Aegis, THAAD, Patriot ou encore GBI: pour faire face à d'éventuelles frappes nord-coréennes, les États-Unis, mais aussi la Corée du Sud et le Japon, disposent de toute une panoplie d'intercepteurs, fixes ou mobiles, à terre ou en mer.

En mer, le système Aegis:

Embarqué à bord de croiseurs ou de destroyers, le système antimissiles Aegis permet d'intercepter à l'aide de missile SM-3 des missiles balistiques qui ont jusqu'à 5000 kilomètres de portée lorsque ceux-ci sont en phase ascendante ou lors de leur vol exo-atmosphérique.

Deux destroyers américains, l'USS McCain et l'USS Decatur ont été déployés dans le Pacifique occidental pour faire face à d'éventuelles frappes nord-coréennes, selon le Pentagone. La marine japonaise dispose également de navires équipés de ce système.

Sur la côte Ouest américaine, le GBI:

Pour faire face à la menace de missiles intercontinentaux (ICBM), les Etats-Unis disposent d'«intercepteurs basés à terre» (GBI, Ground Based Interceptor), destinés à détruire à mi-course de leur trajectoire les missiles lancés contre le territoire américain à l'aide d'un «véhicule tueur exo-atmosphérique».

Bien que déjà déployé, ce système connaît encore de nombreux ratés.

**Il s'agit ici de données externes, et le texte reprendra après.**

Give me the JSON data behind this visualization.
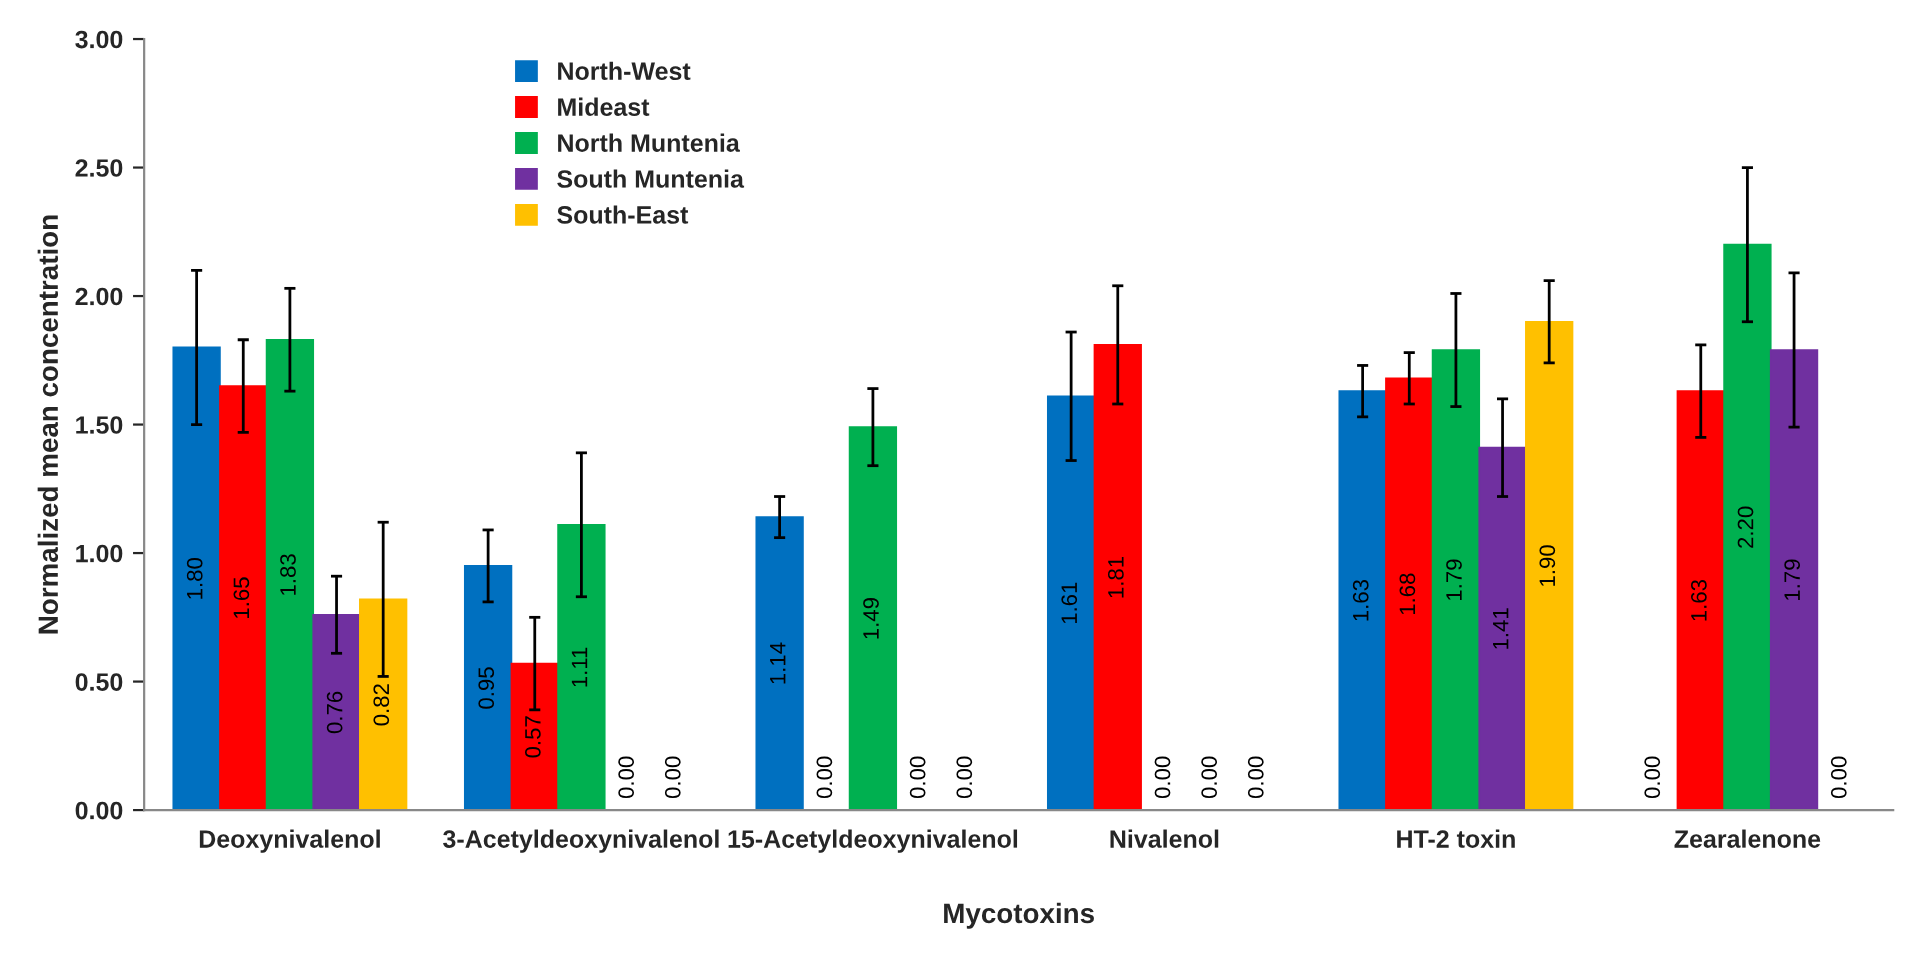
{
  "chart_data": {
    "type": "bar",
    "xlabel": "Mycotoxins",
    "ylabel": "Normalized mean concentration",
    "categories": [
      "Deoxynivalenol",
      "3-Acetyldeoxynivalenol",
      "15-Acetyldeoxynivalenol",
      "Nivalenol",
      "HT-2 toxin",
      "Zearalenone"
    ],
    "series": [
      {
        "name": "North-West",
        "color": "#0070c0",
        "values": [
          1.8,
          0.95,
          1.14,
          1.61,
          1.63,
          0.0
        ],
        "errors": [
          0.3,
          0.14,
          0.08,
          0.25,
          0.1,
          null
        ],
        "value_labels": [
          "1.80",
          "0.95",
          "1.14",
          "1.61",
          "1.63",
          "0.00"
        ]
      },
      {
        "name": "Mideast",
        "color": "#ff0000",
        "values": [
          1.65,
          0.57,
          0.0,
          1.81,
          1.68,
          1.63
        ],
        "errors": [
          0.18,
          0.18,
          null,
          0.23,
          0.1,
          0.18
        ],
        "value_labels": [
          "1.65",
          "0.57",
          "0.00",
          "1.81",
          "1.68",
          "1.63"
        ]
      },
      {
        "name": "North Muntenia",
        "color": "#00b050",
        "values": [
          1.83,
          1.11,
          1.49,
          0.0,
          1.79,
          2.2
        ],
        "errors": [
          0.2,
          0.28,
          0.15,
          null,
          0.22,
          0.3
        ],
        "value_labels": [
          "1.83",
          "1.11",
          "1.49",
          "0.00",
          "1.79",
          "2.20"
        ]
      },
      {
        "name": "South Muntenia",
        "color": "#7030a0",
        "values": [
          0.76,
          0.0,
          0.0,
          0.0,
          1.41,
          1.79
        ],
        "errors": [
          0.15,
          null,
          null,
          null,
          0.19,
          0.3
        ],
        "value_labels": [
          "0.76",
          "0.00",
          "0.00",
          "0.00",
          "1.41",
          "1.79"
        ]
      },
      {
        "name": "South-East",
        "color": "#ffc000",
        "values": [
          0.82,
          0.0,
          0.0,
          0.0,
          1.9,
          0.0
        ],
        "errors": [
          0.3,
          null,
          null,
          null,
          0.16,
          null
        ],
        "value_labels": [
          "0.82",
          "0.00",
          "0.00",
          "0.00",
          "1.90",
          "0.00"
        ]
      }
    ],
    "ylim": [
      0,
      3
    ],
    "yticks": [
      {
        "value": 0,
        "label": "0.00"
      },
      {
        "value": 0.5,
        "label": "0.50"
      },
      {
        "value": 1,
        "label": "1.00"
      },
      {
        "value": 1.5,
        "label": "1.50"
      },
      {
        "value": 2,
        "label": "2.00"
      },
      {
        "value": 2.5,
        "label": "2.50"
      },
      {
        "value": 3,
        "label": "3.00"
      }
    ],
    "legend": "top left",
    "grid": false
  }
}
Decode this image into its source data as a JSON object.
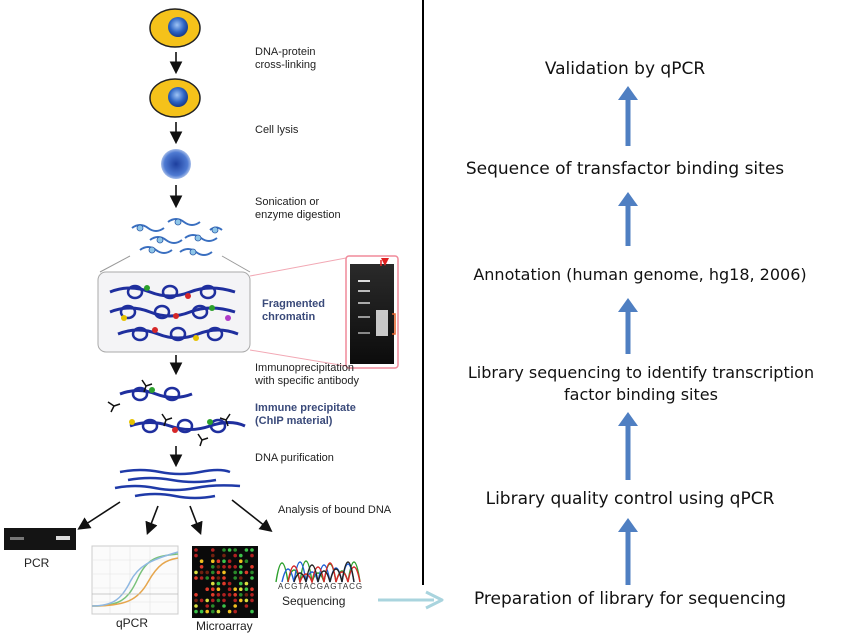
{
  "left_panel": {
    "steps": [
      {
        "lines": [
          "DNA-protein",
          "cross-linking"
        ]
      },
      {
        "lines": [
          "Cell lysis"
        ]
      },
      {
        "lines": [
          "Sonication or",
          "enzyme digestion"
        ]
      },
      {
        "lines": [
          "Fragmented",
          "chromatin"
        ]
      },
      {
        "lines": [
          "Immunoprecipitation",
          "with specific antibody"
        ]
      },
      {
        "lines": [
          "Immune precipitate",
          "(ChIP material)"
        ]
      },
      {
        "lines": [
          "DNA purification"
        ]
      },
      {
        "lines": [
          "Analysis of bound DNA"
        ]
      }
    ],
    "outputs": [
      "PCR",
      "qPCR",
      "Microarray",
      "Sequencing"
    ],
    "sequencing_bases": "ACGTACGAGTACG"
  },
  "right_panel": {
    "steps": [
      "Validation by qPCR",
      "Sequence of transfactor binding sites",
      "Annotation (human genome, hg18, 2006)",
      "Library sequencing to identify transcription factor binding sites",
      "Library quality control using qPCR",
      "Preparation of library for sequencing"
    ],
    "step_lines": [
      [
        "Validation by qPCR"
      ],
      [
        "Sequence of transfactor binding sites"
      ],
      [
        "Annotation (human genome, hg18, 2006)"
      ],
      [
        "Library sequencing to identify transcription",
        "factor binding sites"
      ],
      [
        "Library quality control using qPCR"
      ],
      [
        "Preparation of library for sequencing"
      ]
    ]
  },
  "colors": {
    "cell_fill": "#f5c21a",
    "nucleus": "#1e4fa3",
    "dna": "#1f2f9e",
    "flow_arrow": "#4f7fc2",
    "connector_arrow": "#a9d4de",
    "divider": "#000000"
  },
  "icons": [
    "cell-icon",
    "nucleus-icon",
    "chromatin-icon",
    "antibody-icon",
    "gel-icon",
    "microarray-icon",
    "chromatogram-icon",
    "arrow-up-icon",
    "arrow-down-icon",
    "arrow-right-icon"
  ]
}
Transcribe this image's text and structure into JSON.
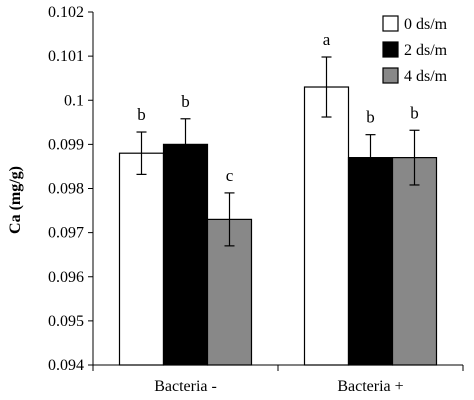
{
  "chart_data": {
    "type": "bar",
    "title": "",
    "xlabel": "",
    "ylabel": "Ca (mg/g)",
    "ylim": [
      0.094,
      0.102
    ],
    "yticks": [
      0.094,
      0.095,
      0.096,
      0.097,
      0.098,
      0.099,
      0.1,
      0.101,
      0.102
    ],
    "ytick_labels": [
      "0.094",
      "0.095",
      "0.096",
      "0.097",
      "0.098",
      "0.099",
      "0.1",
      "0.101",
      "0.102"
    ],
    "grid": false,
    "legend_position": "top-right",
    "categories": [
      "Bacteria -",
      "Bacteria +"
    ],
    "series": [
      {
        "name": "0 ds/m",
        "color": "#ffffff",
        "values": [
          0.0988,
          0.1003
        ],
        "errors": [
          0.00048,
          0.00068
        ],
        "labels": [
          "b",
          "a"
        ]
      },
      {
        "name": "2 ds/m",
        "color": "#000000",
        "values": [
          0.099,
          0.0987
        ],
        "errors": [
          0.00058,
          0.00052
        ],
        "labels": [
          "b",
          "b"
        ]
      },
      {
        "name": "4 ds/m",
        "color": "#888888",
        "values": [
          0.0973,
          0.0987
        ],
        "errors": [
          0.0006,
          0.00062
        ],
        "labels": [
          "c",
          "b"
        ]
      }
    ]
  }
}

Trente intercepteurs sont déployés sur les bases de Fort Greely en Alaska et de Vandenberg en Californie et si la Corée du Nord n'est pas considérée à ce stade capable de frapper directement le territoire américain, le secrétaire à la Défense Chuck Hagel a annoncé mi-mars le déploiement de 14 GBI supplémentaires sur la côte Ouest d'ici 2017.

À Guam, le système THAAD:

Le Pentagone a annoncé mercredi le déploiement «dans les prochaines semaines» sur l'île de Guam d'une batterie de missiles THAAD (Terminal High Altitude Area Defense) pour compléter la protection de ce territoire américain contre une frappe nord-coréenne.

En dotation dans l'armée américaine depuis 2009, le système THAAD est conçu pour intercepter des missiles pouvant aller théoriquement jusqu'à 3000 kilomètres de portée alors qu'ils se trouvent en phase terminale dans la haute atmosphère.

Monté sur camion, le système comprend, outre les intercepteurs, comprend un radar à bande X capable de déterminer l'origine et la trajectoire d'un missile balistique.

Au Japon et en Corée, le Patriot:

Dévoilé au monde pendant la guerre du Golfe en 1991, le Patriot a été constamment modernisé depuis et en est maintenant à la version PAC-3. Il a été conçu pour intercepter les missiles de quelques centaines de kilomètres de portée, comme les Scuds, quand ces derniers sont en phase terminale, mais il peut également abattre des avions.

Chaque missile Patriot est doté d'une tête explosive qui détone quand elle s'approche de la cible.

Le Japon et la Corée du Sud ont tous les deux acquis ce système pour faire face à la menace balistique nord-coréenne.